The shot below shows the location of the second board, with the third, shorter board still to be fitted. Note the legs supporting the front of the board.

To try and reduce the incline grade, the first storage board is actually on the grade, and the gradient eases at the joint between the first and second boards, as shown below. The brakevan is on the first board (inclined) whilst the box van is on the join, and the rest of the train is on the level. The yard has four roads, and to give a degree of flexibility, the roads are slit on the second board with a connection formed of two right hand points and two double slips so that when shorter trains present themselves, it will be possible for the rear most trains to exit the yard via the access rack (the rear road on the first baseboard).

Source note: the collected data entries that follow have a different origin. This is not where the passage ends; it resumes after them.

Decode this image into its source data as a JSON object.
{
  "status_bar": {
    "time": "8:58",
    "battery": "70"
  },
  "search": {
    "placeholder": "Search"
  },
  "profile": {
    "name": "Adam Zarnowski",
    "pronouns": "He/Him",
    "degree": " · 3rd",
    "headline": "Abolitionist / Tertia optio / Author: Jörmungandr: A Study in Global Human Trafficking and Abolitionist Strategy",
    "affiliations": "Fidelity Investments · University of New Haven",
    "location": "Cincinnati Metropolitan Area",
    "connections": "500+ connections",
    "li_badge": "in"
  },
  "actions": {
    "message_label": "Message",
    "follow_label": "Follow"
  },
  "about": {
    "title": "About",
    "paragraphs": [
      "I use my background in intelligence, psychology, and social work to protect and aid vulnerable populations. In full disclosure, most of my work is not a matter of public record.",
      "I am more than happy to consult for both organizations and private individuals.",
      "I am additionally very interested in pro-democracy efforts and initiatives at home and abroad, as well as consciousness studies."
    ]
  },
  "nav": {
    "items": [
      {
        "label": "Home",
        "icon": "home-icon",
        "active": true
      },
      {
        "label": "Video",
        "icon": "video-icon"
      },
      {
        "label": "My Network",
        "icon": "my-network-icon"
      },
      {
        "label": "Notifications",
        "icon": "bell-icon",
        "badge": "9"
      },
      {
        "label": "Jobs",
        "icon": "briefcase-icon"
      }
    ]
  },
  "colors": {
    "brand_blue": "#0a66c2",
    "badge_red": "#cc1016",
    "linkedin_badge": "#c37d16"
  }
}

Note also the terminal blocks to the left of the brake van on the side of the framing for the bus wires to be connected between boards. The piece of plywood just behind the suburban coach on the lower level was there to maintain the correct height whilst the final support were added.

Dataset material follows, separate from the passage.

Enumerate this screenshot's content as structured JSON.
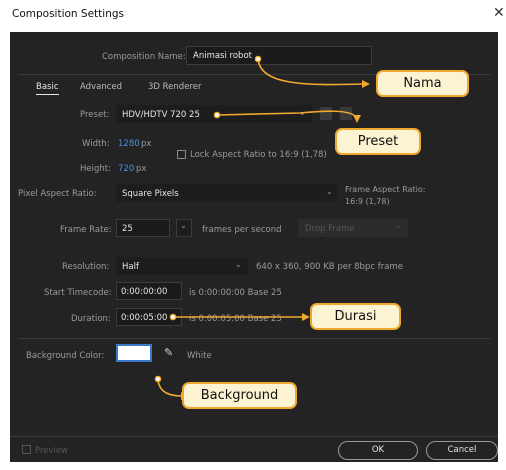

The first two boards were aligned again using the steel rods provided for the filing trays. One was cut in half to make two dowels, and these were glued into their holes on the baseboard edges so that the rear dowel protruded further than the nearer one to aid fitting the board. But board three was more problematical, as it was going to butt against the end wall of the loft, so there would be no wriggle room to allow the doweling to be aligned. So a ledge was created on board two on which board three could sit.

In the shot below board three is now located. It is wider than the previous boards as there are now no issues with access below, and I find any extra width a benefit when trying to re-rail or uncouple stock. Again, the terminal block is in place at the end of board two ready to carry the bus wire forward. The tracks curving in from below are the Manchester lines having exited the scenic section, and trains bound for the new upper level boards will have to complete a full circuit around the loft and behind the back scene before arriving on the upper boards.

To make life easier - and to simplify construction and keep costs low - these boards are all laid with second-hand PECO Code 100, and all points are insulfrogs. I found on the Internet a suggestion that the insulfrogs be laid with insulated rail joiners, so that the blades are only powered-up when the road they relate to is selected. This has worked very well and has meant that the points are DCC friendly without further modifications.

Finally, I will add some notes on how the track crosses the baseboard joints, as the technique differs from that used elsewhere on the layout (an idea first shown to me by Alan Needham in Southport) and also on the canter levering.

I will also take some snaps of how the droppers and bus wires have been fitted.

I am also minded to buy some BR diesel-era depot badges as advertised on eBay, as these can used to mark out the tracks by their prototypical location. These include one for 'Manchester Victoria MV' which can't be an original stabling point, as it would surely have been 'Newton Heath NH'? But 'Manchester Vic' would work better in a layout context, and would greatly assist visiting operators.